RoboCup

University of Pennsylvania's RoboCup Humanoid Kid Size Team has been winning the international championships for three years in a row now, after we won it again in June 2013!

News! Our team's paper "RoboCup 2013 Humanoid Kidsize League Winner" on teamplay strategies for robotic humanoid soccer has been accepted for presentation at the Robocup Symposium 2014 and will be published in the Springer book RoboCup 2013: Robot Soccer World Cup XVII. Here's our final match against the team from AIT Iran:

I joined the team in January 2013. Senior team members Steve, SJ, Yida, Larry and Aditya provided us newcomers with an excellent tutorial series and introduced us to the immense code-base. As we got more comfortable we were assigned with specialized tasks, because there were a lot of new challenges in the 2013 edition of the competition. The RoboCup Federation, to further its intention of developing a robotic soccer team capable of competing and winning against an international human team by 2050, introduced the following changes in rules:

This meant that robot localization was not quite difficult - if a robot fell down near the center of the field and got up, it would often be confused about its orientation (because the field now looked the same on both sides) and hence try to score own goals.

I was assigned the task of improving the particle-filter based localizing algorithm under guidance by SJ. We came up with a strategy in which the goal-keeper's ball estimate (which was relatively stable because it did not fall down too often) was used to disambiguate the orientation of a robot that fell down near the center of the field. This strategy came in handy quite a few times during the competition.

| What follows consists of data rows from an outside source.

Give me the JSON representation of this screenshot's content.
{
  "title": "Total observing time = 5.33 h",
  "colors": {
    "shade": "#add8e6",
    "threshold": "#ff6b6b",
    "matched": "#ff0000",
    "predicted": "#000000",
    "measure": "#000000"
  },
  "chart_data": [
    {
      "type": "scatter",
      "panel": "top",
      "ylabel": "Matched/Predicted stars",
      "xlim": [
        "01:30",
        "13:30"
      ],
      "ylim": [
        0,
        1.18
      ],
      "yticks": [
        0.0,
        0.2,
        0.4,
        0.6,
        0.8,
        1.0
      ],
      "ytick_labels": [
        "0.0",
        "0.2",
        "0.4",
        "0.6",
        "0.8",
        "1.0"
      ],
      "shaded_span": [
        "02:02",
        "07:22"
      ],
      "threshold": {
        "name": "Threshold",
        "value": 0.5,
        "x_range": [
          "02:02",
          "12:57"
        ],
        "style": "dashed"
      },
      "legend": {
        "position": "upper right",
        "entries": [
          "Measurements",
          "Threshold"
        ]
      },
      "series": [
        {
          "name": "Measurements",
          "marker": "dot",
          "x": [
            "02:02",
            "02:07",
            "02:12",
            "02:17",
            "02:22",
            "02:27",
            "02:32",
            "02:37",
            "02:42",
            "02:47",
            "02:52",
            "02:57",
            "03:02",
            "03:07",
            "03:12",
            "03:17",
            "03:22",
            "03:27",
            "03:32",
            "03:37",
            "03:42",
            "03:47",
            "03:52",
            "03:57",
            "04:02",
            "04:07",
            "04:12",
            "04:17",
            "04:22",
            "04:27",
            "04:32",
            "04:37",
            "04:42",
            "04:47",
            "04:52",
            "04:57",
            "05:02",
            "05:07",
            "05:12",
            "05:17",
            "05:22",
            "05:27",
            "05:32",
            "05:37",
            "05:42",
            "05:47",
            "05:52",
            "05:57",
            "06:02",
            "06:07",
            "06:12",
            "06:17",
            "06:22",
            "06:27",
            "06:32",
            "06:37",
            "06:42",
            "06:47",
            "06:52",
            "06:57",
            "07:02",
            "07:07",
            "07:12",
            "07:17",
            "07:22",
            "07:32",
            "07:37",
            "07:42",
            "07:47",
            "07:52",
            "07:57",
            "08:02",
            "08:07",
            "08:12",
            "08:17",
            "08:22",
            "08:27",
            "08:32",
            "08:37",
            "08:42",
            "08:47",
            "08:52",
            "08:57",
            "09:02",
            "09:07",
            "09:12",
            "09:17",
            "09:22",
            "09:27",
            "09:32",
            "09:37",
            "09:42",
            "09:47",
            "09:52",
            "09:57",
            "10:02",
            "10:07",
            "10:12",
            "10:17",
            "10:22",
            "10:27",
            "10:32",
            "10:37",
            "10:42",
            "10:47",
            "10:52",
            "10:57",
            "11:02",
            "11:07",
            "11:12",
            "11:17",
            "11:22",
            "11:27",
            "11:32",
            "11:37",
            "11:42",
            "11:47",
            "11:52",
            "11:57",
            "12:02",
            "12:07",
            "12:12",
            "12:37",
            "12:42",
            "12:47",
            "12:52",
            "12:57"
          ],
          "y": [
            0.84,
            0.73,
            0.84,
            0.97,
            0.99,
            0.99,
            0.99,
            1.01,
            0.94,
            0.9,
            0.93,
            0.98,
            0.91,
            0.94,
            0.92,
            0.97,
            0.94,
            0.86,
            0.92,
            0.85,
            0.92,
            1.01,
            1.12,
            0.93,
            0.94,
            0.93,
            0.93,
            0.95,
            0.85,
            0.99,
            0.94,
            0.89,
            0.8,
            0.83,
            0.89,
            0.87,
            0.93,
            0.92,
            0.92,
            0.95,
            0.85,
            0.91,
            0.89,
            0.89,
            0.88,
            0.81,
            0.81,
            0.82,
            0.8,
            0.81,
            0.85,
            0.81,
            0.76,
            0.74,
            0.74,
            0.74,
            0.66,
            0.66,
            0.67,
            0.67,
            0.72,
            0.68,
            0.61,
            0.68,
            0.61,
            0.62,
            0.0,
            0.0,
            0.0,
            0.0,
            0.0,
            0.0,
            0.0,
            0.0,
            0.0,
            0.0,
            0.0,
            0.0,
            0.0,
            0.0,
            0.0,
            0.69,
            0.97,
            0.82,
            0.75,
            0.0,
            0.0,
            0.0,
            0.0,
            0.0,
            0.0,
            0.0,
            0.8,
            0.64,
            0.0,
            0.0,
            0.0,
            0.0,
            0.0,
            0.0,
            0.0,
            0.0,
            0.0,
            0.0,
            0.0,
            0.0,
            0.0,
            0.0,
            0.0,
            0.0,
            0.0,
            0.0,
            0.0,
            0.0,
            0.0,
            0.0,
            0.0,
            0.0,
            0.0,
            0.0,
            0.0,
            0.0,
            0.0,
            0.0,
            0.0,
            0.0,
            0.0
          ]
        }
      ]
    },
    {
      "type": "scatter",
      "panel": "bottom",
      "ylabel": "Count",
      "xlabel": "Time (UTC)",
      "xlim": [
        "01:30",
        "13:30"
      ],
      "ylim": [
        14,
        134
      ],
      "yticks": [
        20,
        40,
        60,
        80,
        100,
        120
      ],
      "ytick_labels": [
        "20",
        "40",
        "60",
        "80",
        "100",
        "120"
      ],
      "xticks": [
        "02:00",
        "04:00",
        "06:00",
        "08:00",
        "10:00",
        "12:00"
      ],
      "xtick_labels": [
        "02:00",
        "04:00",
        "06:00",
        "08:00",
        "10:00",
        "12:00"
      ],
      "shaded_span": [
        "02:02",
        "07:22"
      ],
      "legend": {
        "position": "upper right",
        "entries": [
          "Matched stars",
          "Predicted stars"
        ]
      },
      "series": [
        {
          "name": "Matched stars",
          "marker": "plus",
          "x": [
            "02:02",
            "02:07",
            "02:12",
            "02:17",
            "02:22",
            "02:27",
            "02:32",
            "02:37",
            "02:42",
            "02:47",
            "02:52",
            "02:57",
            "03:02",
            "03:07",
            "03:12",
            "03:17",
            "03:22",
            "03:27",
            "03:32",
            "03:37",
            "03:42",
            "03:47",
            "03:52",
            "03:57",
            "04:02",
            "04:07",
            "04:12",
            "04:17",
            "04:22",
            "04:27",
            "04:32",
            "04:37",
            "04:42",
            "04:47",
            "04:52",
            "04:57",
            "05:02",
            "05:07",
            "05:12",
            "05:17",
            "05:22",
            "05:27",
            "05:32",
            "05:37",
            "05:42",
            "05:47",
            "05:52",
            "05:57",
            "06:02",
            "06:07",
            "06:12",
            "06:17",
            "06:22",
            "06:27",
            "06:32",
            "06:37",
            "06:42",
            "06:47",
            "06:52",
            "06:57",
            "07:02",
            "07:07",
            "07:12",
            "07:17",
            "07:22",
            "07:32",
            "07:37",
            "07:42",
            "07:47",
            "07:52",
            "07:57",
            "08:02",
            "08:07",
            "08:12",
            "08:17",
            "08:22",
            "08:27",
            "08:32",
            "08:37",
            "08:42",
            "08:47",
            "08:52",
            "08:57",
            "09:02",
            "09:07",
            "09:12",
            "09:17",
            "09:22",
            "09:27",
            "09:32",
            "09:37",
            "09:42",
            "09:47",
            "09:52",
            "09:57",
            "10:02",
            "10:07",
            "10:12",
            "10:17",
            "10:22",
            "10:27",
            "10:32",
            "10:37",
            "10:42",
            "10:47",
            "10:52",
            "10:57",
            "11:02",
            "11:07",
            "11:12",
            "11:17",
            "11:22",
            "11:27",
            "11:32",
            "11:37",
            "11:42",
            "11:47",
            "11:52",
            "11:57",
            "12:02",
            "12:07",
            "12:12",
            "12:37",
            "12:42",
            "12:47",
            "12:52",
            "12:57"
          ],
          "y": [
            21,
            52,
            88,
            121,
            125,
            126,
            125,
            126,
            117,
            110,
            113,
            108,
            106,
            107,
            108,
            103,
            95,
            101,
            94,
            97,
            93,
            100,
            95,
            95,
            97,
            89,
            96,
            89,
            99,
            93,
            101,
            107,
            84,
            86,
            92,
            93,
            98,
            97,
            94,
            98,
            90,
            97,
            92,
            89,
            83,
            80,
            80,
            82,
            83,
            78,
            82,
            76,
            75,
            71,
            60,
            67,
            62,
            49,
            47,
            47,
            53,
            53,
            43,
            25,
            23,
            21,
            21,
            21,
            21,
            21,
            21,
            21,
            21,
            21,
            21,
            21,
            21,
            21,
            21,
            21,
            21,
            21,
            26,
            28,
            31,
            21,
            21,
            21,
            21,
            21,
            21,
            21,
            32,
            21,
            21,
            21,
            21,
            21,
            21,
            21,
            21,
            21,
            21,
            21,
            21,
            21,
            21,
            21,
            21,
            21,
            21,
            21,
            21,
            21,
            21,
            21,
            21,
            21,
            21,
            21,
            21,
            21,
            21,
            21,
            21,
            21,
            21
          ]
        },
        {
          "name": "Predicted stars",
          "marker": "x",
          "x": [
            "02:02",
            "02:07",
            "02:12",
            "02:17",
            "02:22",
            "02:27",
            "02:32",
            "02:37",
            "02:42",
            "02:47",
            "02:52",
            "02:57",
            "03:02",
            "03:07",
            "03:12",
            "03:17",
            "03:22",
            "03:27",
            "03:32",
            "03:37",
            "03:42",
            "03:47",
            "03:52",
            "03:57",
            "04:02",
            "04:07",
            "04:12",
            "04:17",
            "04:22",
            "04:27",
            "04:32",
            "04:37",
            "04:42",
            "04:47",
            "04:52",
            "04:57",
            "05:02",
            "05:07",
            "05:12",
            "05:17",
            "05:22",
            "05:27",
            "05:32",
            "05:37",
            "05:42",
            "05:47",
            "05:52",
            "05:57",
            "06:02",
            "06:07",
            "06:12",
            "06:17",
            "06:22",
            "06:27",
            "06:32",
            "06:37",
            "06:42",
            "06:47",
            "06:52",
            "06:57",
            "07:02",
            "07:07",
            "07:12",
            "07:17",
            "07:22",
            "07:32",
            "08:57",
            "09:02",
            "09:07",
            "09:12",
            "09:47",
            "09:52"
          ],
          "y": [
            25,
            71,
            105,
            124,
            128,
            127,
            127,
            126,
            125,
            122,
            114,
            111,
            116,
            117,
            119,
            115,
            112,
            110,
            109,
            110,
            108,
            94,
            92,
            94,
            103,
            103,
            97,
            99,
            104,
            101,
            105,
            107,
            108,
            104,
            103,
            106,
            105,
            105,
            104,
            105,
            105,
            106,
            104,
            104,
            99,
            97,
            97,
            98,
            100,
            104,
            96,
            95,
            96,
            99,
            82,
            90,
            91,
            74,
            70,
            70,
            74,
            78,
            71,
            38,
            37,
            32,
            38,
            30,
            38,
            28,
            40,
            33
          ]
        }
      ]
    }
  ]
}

We ran a lot of simulation matches using the Webots software to develop and perfect the strategy:


The pictures above show a robot falling down, picking up the wrong orientation and then being corrected by the goal-keeper.

During the tournament I was also reponsible for making colortables, which are the look-up tables for color-based segmentation that we generate using our excellent color learning tool that uses Gaussian Mixture Models to classify colors into field, goalpos, ball, field lines etc.